La contrée de la Calabre, au royaume de Naples, où les Vaudois fondèrent une première colonie, est adossée aux montagnes, contrée délicieuse, formée de riants vallons et de plaines fertiles. Les orangers et les oliviers y étalaient leurs fruits non loin des châtaigniers et des mélèses. Les personnes envoyées pour explorer les lieux étaient revenues aussi satisfaites de la richesse du sol que des conditions d’établissement que les seigneurs du pays leur avaient faites. Un traité avantageux aux colons ayant été bientôt conclu, un nombre considérable de Vaudois se disposèrent au départ ; les jeunes gens se marièrent avant d’émigrer.

A leur arrivée, ils fondèrent, dans le voisinage de Montalto, un bourg qui prit le nom de Borgo d’Oltramontani, ou Oltromontani ; en français, Bourg des Ultramontains, parce que les nouveaux venus étaient originaires d’au-delà des monts Apennins. L’émigration, continuant à s’effectuer de temps à autre vers les mêmes lieux, les Vaudois bâtirent, à peu de distance du premier, un autre bourg qui fut appelé Saint-Sixte, où fut dans la suite une de leurs plus célèbres Eglises. Ils fondèrent de même Argentine, La Rocca, Vacarisso et Saint-Vincent. Enfin, le marquis Spinello leur permit de bâtir Guardia, ville close, qui a conservé l’épithète de Guardia-Lombarda, située sur une éminence près de la mer, et accorda des privilèges importants à ceux qui s’y fixèrent, tellement qu’elle devint avec le temps riche et considérable. Les Vaudois, ou Ultramontains, comme les appelaient les indigènes, s’accrurent extrêmement et prospérèrent de longues années dans leur heureuse colonie.

Plus d’un siècle après, vers l’an 1400, à la suite des rigueurs de l’inquisition sévissant en Provence et en Dauphiné, sous le regard des papes à Avignon, les Vaudois de ces contrées s’étant enfuis dans les Vallées y déterminèrent une nouvelle émigration dans le royaume de Naples, où ils fondèrent, dans la Pouille, les cinq petites villes de Monlione, Montanato, Faito, La Cella et La Motta.
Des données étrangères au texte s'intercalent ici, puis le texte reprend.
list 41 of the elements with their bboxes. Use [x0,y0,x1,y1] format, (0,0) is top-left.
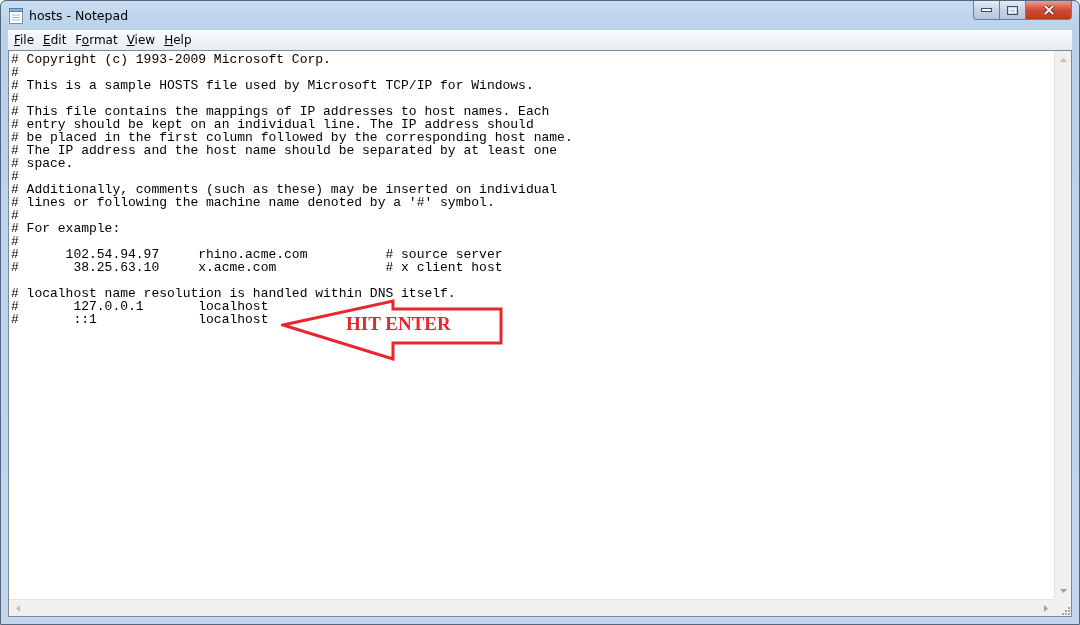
window-title: hosts - Notepad [29,8,129,23]
text-line: # space. [11,157,74,170]
text-line: # 38.25.63.10 x.acme.com # x client host [11,261,503,274]
close-button[interactable] [1026,1,1072,20]
horizontal-scrollbar[interactable] [9,599,1054,616]
annotation-label: HIT ENTER [346,313,451,335]
text-line: # The IP address and the host name should be separated by at least one [11,144,558,157]
minimize-icon [981,8,992,12]
text-line: # ::1 localhost [11,313,269,326]
vertical-scrollbar[interactable] [1054,51,1071,599]
text-line: # 102.54.94.97 rhino.acme.com # source server [11,248,503,261]
text-line: # entry should be kept on an individual line. The IP address should [11,118,534,131]
text-line: # This is a sample HOSTS file used by Microsoft TCP/IP for Windows. [11,79,534,92]
menu-item[interactable]: Edit [39,33,71,47]
text-line: # [11,66,19,79]
menu-item[interactable]: Format [71,33,122,47]
menu-item[interactable]: File [10,33,39,47]
text-line: # localhost name resolution is handled within DNS itself. [11,287,456,300]
text-line: # [11,235,19,248]
text-line: # 127.0.0.1 localhost [11,300,269,313]
text-line: # This file contains the mappings of IP addresses to host names. Each [11,105,550,118]
left-arrow-icon [15,604,20,612]
maximize-button[interactable] [1000,1,1026,20]
text-line: # [11,92,19,105]
up-arrow-icon [1059,57,1067,62]
down-arrow-icon [1059,588,1067,593]
maximize-icon [1007,5,1018,15]
text-line: # be placed in the first column followed by the corresponding host name. [11,131,573,144]
text-line: # lines or following the machine name denoted by a '#' symbol. [11,196,495,209]
text-line: # Copyright (c) 1993-2009 Microsoft Corp. [11,53,331,66]
text-line: # For example: [11,222,121,235]
text-line: # [11,170,19,183]
text-line: # Additionally, comments (such as these) may be inserted on individual [11,183,558,196]
right-arrow-icon [1043,604,1048,612]
minimize-button[interactable] [973,1,1000,20]
menu-item[interactable]: Help [160,33,196,47]
menu-item[interactable]: View [122,33,160,47]
close-icon [1042,5,1055,15]
notepad-icon [9,7,23,24]
text-line: # [11,209,19,222]
resize-grip-icon[interactable] [1060,605,1071,616]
Enfin, vers l’an 1500, les Vaudois de Fraissinière et d’autres vallées, fuyant la persécution, allèrent s’établir dans le voisinage de leurs coreligionnaires, dans la vallée de Volturata. L’on comprend que, de ces centres divers, les Vaudois purent se répandre de tous côtés dans le royaume de Naples et jusqu’en Sicile. Nous raconterons en son temps leur fin lamentable. (Gilles, Hist. Ecclésiastique,… p. 18 et suiv.)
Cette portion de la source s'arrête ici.